Festival Insolent, Le retour

Encore une bougie de plus pour le petit Insolent qui compte désormais parmi les vieux festivals bretons. Et oui, 17 ans déjà, mais l’Insolent ne perd pas son souffle bien au contraire, et revient cette année au Pavillon de Penvillers à Quimper avec une programmation de qualité. Insolent réaffirme donc son intention de durer, il s’accroche à ses principes et n’en oublie pas sa raison d’être : les milliers de festivaliers qui ont déjà vibré sur les belles affiches du festival. Insolent n’en a pas fini avec nous, c’est une chance !

Enfin, un plaisir pour les Quimperois, avec le retour du Festival Insolent ( de Régie Scène) sur les terres de Penvillers.
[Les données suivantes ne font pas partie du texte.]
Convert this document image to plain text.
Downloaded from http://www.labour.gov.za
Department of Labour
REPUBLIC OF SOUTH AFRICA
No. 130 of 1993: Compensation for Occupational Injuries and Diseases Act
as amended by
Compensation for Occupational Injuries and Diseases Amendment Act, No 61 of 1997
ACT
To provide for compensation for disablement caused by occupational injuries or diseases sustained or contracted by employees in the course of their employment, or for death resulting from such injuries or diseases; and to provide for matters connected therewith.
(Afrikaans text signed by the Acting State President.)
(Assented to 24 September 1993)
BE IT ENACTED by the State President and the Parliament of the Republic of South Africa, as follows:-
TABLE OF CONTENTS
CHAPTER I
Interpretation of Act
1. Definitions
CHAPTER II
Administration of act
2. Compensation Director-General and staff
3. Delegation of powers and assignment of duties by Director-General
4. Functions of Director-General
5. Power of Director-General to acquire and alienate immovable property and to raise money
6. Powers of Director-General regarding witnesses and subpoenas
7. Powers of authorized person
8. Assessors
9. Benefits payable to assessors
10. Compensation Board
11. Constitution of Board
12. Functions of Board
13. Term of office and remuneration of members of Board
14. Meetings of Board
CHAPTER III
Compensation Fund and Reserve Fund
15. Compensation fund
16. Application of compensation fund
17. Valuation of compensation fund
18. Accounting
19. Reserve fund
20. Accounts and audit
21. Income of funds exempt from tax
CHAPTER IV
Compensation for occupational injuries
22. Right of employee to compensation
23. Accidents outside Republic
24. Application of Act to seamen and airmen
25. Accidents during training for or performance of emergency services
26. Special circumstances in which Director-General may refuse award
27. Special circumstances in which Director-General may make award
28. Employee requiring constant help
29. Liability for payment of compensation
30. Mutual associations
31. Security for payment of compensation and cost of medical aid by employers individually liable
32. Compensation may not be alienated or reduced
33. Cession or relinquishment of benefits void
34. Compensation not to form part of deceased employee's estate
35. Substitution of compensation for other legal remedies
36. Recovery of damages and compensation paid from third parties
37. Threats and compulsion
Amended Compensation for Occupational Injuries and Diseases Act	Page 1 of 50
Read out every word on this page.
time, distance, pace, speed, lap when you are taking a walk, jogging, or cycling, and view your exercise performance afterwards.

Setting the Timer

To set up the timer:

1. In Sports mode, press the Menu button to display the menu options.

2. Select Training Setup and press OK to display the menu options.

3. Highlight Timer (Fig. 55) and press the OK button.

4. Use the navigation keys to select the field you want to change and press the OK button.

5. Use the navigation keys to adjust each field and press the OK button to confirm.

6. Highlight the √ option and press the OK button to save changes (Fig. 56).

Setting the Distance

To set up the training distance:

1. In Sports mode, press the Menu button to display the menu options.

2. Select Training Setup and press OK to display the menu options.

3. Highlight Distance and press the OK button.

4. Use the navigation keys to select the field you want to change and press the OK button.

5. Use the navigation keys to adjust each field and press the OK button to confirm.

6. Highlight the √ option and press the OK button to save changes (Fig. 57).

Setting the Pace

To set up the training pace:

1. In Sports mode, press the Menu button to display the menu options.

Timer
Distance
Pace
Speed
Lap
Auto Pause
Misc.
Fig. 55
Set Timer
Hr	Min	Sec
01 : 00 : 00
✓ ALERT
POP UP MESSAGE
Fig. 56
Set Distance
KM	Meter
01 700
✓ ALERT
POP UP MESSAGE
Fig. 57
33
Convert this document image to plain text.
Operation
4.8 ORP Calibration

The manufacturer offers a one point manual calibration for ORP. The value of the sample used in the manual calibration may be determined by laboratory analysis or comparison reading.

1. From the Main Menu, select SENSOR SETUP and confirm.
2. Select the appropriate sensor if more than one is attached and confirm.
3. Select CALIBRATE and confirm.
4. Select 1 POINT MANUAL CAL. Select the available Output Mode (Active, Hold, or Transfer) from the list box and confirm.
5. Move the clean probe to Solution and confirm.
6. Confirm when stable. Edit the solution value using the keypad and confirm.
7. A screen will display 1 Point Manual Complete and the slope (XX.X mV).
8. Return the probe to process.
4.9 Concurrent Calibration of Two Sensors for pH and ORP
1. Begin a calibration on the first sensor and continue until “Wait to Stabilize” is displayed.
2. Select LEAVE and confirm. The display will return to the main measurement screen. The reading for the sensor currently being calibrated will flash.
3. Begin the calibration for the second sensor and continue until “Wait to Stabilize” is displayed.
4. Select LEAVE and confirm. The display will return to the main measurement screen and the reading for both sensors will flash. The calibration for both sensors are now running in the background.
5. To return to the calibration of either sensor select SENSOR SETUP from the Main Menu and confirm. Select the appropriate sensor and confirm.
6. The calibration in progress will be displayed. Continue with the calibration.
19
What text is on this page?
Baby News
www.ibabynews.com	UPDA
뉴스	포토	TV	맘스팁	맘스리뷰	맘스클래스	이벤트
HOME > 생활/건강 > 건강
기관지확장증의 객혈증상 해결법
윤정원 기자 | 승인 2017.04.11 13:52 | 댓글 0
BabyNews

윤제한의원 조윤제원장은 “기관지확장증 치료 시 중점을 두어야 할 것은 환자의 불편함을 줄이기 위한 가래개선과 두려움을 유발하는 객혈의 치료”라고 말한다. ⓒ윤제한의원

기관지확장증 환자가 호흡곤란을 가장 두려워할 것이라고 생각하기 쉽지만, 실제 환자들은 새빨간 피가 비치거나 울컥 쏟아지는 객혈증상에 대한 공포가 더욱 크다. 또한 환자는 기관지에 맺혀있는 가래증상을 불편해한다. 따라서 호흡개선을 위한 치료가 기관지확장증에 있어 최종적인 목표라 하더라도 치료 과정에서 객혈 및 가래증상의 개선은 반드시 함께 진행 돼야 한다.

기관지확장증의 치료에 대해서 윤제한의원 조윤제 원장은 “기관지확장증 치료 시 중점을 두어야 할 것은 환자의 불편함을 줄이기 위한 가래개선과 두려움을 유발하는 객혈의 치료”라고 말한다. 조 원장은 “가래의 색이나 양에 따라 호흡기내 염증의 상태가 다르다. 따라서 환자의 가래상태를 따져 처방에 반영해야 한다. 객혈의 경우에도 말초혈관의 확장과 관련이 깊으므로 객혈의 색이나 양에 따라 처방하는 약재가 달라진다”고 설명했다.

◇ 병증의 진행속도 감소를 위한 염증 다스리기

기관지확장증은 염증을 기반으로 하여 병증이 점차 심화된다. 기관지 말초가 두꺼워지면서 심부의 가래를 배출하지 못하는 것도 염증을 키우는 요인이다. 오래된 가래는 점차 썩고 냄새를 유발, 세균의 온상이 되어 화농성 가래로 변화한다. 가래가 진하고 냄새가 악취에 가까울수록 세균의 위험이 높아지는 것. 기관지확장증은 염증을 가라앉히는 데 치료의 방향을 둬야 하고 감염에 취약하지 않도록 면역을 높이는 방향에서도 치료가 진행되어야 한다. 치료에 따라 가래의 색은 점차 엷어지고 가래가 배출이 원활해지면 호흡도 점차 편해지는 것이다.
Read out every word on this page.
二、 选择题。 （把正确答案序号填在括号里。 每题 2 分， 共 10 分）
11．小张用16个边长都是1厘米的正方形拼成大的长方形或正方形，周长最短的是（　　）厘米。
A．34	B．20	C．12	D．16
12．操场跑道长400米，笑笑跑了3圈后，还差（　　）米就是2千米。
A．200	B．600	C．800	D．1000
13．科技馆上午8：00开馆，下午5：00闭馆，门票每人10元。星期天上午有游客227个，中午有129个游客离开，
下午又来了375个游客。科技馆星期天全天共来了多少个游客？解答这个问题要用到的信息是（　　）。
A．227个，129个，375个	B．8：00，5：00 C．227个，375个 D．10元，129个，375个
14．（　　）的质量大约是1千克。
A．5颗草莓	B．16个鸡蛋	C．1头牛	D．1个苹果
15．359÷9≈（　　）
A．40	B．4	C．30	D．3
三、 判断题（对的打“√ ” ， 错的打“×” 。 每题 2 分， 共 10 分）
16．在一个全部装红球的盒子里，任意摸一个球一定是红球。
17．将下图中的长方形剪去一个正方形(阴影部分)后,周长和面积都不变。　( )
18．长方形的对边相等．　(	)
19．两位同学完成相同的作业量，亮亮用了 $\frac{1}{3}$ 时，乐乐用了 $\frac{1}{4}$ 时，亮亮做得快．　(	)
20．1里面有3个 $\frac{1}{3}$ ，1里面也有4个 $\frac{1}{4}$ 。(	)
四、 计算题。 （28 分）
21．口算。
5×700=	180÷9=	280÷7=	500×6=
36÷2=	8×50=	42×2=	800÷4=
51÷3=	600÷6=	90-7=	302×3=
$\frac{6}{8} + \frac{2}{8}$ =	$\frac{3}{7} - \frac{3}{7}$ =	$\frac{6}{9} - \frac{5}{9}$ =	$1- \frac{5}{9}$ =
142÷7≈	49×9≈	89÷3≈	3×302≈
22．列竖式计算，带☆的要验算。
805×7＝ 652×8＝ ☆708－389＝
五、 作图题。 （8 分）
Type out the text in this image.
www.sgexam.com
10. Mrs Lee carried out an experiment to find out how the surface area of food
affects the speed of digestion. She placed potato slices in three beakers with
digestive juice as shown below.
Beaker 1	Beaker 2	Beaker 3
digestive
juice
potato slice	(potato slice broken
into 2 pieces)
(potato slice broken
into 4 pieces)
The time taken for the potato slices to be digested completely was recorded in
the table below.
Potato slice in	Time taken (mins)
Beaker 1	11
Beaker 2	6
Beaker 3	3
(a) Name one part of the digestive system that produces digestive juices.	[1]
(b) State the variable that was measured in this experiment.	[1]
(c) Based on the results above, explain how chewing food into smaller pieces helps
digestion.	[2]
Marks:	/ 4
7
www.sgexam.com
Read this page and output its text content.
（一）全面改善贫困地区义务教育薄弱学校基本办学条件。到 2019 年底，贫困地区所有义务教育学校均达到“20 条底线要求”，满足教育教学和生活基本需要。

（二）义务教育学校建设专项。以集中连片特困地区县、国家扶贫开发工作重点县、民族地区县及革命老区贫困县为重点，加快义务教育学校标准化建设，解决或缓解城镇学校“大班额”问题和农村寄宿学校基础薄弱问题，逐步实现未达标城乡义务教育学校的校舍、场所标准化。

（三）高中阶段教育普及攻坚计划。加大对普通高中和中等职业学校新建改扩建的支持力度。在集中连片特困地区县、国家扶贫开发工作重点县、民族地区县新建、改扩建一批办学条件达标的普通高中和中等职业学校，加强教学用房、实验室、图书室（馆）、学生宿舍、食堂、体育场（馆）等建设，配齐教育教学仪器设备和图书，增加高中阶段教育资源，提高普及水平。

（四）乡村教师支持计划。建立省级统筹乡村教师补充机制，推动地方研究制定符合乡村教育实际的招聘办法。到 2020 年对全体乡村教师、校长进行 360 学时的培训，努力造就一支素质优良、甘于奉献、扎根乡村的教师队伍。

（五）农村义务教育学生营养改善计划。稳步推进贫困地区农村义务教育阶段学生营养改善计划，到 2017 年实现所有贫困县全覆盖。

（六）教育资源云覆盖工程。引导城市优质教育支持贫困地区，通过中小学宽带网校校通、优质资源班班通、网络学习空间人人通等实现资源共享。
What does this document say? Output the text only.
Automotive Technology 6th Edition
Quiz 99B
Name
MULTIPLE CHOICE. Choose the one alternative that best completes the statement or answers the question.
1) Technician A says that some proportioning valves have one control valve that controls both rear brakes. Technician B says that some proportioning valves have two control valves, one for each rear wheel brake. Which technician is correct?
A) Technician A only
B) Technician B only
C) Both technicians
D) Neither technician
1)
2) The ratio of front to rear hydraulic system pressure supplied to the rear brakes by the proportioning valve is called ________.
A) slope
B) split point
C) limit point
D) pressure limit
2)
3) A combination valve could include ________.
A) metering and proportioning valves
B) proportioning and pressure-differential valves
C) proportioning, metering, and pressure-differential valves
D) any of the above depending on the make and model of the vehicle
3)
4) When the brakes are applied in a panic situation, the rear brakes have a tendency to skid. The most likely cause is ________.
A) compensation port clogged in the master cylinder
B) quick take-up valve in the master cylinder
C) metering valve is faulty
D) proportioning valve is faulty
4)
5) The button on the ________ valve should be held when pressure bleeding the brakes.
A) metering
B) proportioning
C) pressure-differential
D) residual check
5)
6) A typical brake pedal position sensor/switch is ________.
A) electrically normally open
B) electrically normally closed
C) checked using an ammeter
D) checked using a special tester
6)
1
Et quel retour !!! pas moins de 5200 festivaliers ( GUICHETS FERMES!!!) ont foulé les hauteurs de Quimper. Une affiche qui pouvait plaire à tout le monde, avec un mélange de Hip Hop, Reggae et surtout un bon gros rock electro par les très attendus ( nous avons pu le remarquer) Shaka Ponk. Le reste de l’affiche a été partagé par Raekwon et son Hip Hop made in USA, les Habitués de la programmation Regie Scène que sont les Danakil et leur Reggae plein de bonne humeur, Groundation avec son leader Mr le Professor (que nous avons pu voir au Bout du monde cette année), la magnifique troupe des Ogres de Barback, les talentueux Shaka Ponk et leur set plein d energie et de rock electro, pour finir , les chinese man et leurs quatre platines.

Une bien belle soirée dans la belle endormie( surnom de Quimper pour ceux qui ne le savent pas), en espérant que Régie Scène et d’autres continueront à y avoir des projets.

Raekwon :

Corey Woods alias Raekwon The Chef, alias Lex Diamonds, alias Shallah est à la base de l’industrie du divertissement depuis ses débuts en 1993 en tant que partie intégrante de l’un des plus grands groupes de Hip Hop que le monde n’ait jamais porté : Le WUTANG CLAN ! L’aptitude verbale de « Rae »a très rapidement occupé le devant de la scène notamment avec le classique «Protect Ya Neck» mais peu de monde se doutait à l’époque que ce qu’il nous faisait entendre avec le WUTANG n’était que des amuses bouche. C’est en 1995 que «Raekwon The Chef» sort de sa cuisine et invite la crème du Hip Hop dans sa chambre pour mijoter un album qui changera le « Game » pour toujours…«Only Built 4 Cuban Linx» est un pure classique Hip Hop qui pourrait servir de jumelles au public sur la manière dont ils voient les rappeurs mais aussi aux rappeurs eux-mêmes sur la manière dont ils se voient.

Raekwon a influencé de nombreux aficionados comme Wyclef, Outkast, The Game, Mobb Deep, Jay-Z, 50 Cent, Eminem, The Lox et l’immense BIG PUN (RIP). Considéré comme l’un des meilleurs MC de tous les temps et tout comme un de ses modèles, Marvin Gaye, Raekwon attire non seulement des hommes mais il exerce aussi une fascination auprès des femmes qui le suive massivement.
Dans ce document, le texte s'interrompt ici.